There was a cute bug in last Falcon bleeding edge release ( that prevented to load modules in system that had name spaces in directory names. This was due to the new URI naming convention, which wasn't widespread enough in the engine. Thanks to the prompt report of some fellow user I've performed a complete re-release, and I also took the occasion to release a VS9 enabled package.
The Fibonacci(30) test is rating an impressing 0.90s with VS9; however, it's still a bit early to benchmark. Also, I had a test with Power Shell and VS9; everything seems fine now.

This new fixes a couple of nasty bugs in the module loading/addressing code; we're really squeezing bugs and the 0.9 branch is becoming stabler by the hour.

Thursday, April 16, 2009

Self commenting.

We're sorry, Mr. Obama...

Thursday, April 09, 2009

I am particularly proud if this interview on ComputerWorld Australia, and for three good reasons. First, this is the first interview that has been directly proposed to me by the journalist, rather than being us hunting for media exposure. Second, because I've been given full space to explain my reasons and motivations in depth, and I've been given also the possibility to pinpoint some interesting technical detail.
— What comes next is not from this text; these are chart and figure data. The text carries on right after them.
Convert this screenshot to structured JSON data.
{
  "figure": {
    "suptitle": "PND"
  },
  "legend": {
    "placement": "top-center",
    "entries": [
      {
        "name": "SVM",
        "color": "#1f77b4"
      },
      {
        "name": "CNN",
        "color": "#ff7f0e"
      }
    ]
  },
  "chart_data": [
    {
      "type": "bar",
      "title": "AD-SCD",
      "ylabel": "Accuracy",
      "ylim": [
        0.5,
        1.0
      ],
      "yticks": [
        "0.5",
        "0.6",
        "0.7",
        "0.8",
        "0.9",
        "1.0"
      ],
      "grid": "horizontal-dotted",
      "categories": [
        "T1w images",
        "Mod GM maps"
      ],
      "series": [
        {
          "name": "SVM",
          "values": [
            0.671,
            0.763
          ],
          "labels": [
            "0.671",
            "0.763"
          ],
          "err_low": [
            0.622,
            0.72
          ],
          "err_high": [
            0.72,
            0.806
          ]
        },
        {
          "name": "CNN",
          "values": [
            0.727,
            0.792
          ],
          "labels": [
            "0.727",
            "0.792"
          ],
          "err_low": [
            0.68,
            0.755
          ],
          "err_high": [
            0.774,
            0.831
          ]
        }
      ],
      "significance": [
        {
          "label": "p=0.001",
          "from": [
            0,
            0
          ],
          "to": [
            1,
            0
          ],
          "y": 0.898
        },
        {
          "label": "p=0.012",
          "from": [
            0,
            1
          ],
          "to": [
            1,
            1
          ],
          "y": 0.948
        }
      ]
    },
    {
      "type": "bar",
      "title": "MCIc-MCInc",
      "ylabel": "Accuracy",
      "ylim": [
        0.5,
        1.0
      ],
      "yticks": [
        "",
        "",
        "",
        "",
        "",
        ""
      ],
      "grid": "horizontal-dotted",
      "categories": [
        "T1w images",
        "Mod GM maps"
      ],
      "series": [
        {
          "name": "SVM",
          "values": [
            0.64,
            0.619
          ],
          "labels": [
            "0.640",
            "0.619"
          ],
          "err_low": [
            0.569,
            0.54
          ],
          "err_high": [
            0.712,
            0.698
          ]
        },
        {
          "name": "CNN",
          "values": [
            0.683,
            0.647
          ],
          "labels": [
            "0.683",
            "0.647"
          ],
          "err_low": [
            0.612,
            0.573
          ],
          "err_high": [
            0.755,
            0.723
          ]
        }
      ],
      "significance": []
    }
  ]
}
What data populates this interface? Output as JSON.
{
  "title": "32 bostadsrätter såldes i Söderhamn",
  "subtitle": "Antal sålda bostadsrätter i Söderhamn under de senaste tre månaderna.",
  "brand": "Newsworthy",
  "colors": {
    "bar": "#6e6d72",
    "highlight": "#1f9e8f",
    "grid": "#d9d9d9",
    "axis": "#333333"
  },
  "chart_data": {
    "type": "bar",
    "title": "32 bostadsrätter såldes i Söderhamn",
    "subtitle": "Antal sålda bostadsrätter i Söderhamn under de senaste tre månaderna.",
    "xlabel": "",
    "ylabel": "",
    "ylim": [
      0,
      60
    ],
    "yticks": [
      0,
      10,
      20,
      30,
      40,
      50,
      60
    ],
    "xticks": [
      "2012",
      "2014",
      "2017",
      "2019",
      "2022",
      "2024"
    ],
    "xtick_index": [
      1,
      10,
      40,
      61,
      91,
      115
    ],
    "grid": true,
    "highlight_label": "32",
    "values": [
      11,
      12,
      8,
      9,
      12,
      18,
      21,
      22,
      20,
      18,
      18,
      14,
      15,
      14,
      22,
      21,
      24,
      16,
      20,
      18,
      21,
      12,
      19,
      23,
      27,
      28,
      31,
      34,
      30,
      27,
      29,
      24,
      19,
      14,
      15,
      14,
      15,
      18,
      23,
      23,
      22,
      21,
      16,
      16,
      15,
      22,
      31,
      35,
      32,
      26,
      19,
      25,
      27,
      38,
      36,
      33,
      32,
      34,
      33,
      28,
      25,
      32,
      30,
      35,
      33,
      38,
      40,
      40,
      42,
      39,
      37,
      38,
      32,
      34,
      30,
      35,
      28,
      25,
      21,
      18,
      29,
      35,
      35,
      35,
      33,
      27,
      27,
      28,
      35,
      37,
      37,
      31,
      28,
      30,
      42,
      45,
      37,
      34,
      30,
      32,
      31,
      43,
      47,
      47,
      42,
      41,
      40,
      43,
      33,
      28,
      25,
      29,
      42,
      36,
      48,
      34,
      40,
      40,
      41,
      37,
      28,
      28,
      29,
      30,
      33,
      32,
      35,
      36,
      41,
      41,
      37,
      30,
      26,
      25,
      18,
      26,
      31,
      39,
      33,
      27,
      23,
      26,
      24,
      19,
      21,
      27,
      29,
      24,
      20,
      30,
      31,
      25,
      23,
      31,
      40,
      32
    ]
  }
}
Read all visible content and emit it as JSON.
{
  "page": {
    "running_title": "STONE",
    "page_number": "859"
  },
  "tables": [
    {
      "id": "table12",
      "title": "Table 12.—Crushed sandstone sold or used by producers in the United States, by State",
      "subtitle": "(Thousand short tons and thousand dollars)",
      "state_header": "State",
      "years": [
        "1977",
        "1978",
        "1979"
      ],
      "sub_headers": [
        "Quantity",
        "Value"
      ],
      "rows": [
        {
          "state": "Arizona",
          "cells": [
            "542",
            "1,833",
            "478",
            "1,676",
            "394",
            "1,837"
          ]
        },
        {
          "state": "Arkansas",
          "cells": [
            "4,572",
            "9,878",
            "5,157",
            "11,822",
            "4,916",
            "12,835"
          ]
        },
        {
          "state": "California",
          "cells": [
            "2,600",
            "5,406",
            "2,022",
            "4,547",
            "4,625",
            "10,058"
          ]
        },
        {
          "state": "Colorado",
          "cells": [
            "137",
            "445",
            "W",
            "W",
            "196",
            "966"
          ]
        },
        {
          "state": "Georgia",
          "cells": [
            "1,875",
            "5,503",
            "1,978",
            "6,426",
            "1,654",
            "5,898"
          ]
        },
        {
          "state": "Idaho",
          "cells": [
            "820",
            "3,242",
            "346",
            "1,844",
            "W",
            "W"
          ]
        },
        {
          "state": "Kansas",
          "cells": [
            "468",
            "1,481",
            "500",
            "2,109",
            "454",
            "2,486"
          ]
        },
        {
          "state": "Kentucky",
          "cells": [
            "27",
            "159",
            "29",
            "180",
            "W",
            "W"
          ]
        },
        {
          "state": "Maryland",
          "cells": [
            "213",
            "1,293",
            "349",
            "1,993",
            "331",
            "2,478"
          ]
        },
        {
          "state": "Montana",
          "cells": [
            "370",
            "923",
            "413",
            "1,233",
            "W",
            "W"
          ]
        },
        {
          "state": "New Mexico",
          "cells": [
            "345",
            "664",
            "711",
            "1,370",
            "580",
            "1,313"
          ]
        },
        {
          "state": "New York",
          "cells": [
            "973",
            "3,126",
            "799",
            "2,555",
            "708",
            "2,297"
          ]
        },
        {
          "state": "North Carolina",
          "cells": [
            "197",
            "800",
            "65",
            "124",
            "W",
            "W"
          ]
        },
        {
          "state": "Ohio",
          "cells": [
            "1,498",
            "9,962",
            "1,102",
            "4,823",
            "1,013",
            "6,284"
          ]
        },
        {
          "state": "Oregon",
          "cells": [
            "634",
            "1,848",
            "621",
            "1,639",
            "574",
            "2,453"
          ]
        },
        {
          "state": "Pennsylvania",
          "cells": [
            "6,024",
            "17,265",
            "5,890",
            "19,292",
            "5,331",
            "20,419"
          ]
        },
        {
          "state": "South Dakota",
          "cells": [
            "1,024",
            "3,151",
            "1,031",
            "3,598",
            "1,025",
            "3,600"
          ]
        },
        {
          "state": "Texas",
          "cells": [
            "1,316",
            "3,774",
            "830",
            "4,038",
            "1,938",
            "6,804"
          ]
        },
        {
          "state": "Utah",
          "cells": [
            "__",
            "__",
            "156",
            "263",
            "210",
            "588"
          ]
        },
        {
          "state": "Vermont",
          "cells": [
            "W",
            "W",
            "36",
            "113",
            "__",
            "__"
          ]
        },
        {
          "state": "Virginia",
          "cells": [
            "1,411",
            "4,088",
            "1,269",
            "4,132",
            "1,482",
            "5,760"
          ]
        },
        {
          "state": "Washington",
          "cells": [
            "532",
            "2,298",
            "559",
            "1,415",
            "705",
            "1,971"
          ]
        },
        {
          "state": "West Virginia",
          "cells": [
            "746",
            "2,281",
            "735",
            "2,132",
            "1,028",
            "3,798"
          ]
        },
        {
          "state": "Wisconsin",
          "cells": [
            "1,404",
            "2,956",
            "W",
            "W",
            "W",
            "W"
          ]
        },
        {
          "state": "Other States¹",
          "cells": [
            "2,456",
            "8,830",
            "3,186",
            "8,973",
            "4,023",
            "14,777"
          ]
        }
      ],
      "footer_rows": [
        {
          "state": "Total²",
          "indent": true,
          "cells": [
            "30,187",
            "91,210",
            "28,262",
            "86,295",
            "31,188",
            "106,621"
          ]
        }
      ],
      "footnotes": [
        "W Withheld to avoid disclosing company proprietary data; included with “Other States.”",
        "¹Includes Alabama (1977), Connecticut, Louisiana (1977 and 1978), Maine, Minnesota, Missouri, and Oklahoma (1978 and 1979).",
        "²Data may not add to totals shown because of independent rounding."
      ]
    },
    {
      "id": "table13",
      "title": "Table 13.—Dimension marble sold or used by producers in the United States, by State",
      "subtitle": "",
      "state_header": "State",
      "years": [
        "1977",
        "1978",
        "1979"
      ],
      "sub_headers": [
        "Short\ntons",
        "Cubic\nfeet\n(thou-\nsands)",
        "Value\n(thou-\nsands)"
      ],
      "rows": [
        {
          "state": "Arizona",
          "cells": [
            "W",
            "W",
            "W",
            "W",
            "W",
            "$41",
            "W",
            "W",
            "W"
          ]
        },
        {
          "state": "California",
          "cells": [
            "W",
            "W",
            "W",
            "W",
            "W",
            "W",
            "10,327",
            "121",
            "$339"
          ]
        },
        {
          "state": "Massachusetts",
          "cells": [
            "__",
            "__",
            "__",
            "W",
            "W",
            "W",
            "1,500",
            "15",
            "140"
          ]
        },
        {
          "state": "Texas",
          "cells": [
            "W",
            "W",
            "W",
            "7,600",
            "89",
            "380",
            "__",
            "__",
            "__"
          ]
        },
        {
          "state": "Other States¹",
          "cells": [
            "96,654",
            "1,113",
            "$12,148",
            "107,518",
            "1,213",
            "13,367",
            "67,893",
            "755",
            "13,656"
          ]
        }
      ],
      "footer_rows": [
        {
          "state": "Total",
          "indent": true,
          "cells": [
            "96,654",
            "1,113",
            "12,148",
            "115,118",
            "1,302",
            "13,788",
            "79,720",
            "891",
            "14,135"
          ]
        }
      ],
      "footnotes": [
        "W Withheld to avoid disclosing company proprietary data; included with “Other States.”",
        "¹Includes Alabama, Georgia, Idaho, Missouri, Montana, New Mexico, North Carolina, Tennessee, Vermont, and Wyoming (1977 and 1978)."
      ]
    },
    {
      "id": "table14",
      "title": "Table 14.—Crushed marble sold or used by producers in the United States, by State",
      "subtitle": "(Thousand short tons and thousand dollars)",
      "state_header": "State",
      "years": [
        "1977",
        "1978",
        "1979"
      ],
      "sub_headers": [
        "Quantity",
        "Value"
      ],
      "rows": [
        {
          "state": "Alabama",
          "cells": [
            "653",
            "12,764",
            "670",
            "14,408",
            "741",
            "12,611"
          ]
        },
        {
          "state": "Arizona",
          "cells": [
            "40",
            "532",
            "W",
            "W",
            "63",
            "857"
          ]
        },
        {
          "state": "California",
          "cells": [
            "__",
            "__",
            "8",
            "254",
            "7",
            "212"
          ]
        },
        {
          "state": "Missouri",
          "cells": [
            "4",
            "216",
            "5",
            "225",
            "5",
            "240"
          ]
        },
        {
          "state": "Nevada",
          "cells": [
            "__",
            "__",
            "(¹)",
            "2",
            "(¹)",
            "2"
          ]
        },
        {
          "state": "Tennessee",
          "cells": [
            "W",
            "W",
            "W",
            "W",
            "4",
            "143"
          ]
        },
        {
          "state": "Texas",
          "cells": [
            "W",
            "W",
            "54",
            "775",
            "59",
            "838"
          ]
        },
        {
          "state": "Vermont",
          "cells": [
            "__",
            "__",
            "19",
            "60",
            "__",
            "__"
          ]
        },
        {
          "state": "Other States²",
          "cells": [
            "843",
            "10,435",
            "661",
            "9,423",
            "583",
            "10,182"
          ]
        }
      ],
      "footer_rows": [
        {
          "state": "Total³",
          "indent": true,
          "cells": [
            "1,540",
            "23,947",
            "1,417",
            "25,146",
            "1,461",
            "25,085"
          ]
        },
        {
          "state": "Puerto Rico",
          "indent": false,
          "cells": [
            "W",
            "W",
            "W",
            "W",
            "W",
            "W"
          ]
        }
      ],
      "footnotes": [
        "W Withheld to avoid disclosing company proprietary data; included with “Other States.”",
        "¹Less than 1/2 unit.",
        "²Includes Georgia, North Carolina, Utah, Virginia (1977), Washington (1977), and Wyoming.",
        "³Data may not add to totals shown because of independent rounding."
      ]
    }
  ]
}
There aren't technical details worth exploring a language by themselves, but the details I have explained are interesting because they show the care put in reaching the specific targets we wanted to achieve.

Third... because the article bears the best recent photo of mine that's around on the net!


Wednesday, April 01, 2009

Falcon 0.9.0 was deemed "bleeding edge" for various reasons, but mainly because it failed some tests on some architectures. Most notably, it was messing up all the threaded tests on Win32/Mingw, and it crashed at random (once every 5-10 launches) on tests 38a or 51a (with different errors as malloc asserts, bus errors, segfaults etc) on some old Fedora based virtual host.

The type of error (its errand behavior), the fact that it appeared in the only tests forcing GC from the VM (while forcing GC from outside, activating the -M memory collection switch, everything was fine), the fact that previous versions were totally immune led me to think there was some concurrency error in the new GC, or some randomic behavior due to concurrency in sending the items to the GC and collecting them.

I'll cut the story short: the problem was simply that the ItemList, on which the new CoreSlot (message broadcasters) are based, and that is also the inner core of the List class in the Falcon language, has an internal list of active iterators. The list marks the iterators, and the iterators, when they are inside a Falcon iterator instance, mark back their owner. But if the GC destroyed the list, the iterators were still considered valid, and when they were to be destroyed, they tried to unlink themselves from the owner list...

Unluckily, this rarely (if ever) crashed; instead, it seems that it just dirtied the heap on every platform I tried (including VS8 with memory tracing enabled), and that may have caused (or not) a memory corruption detection on subsequent tests.

Oh, well, at least I checked line per line the mempool code twice, and now I can be sure that the new GC code is absolutely stable and consistent everywhere. This old error helped me to nail a couple of problems in the code that may have become a nasty nuisance later on.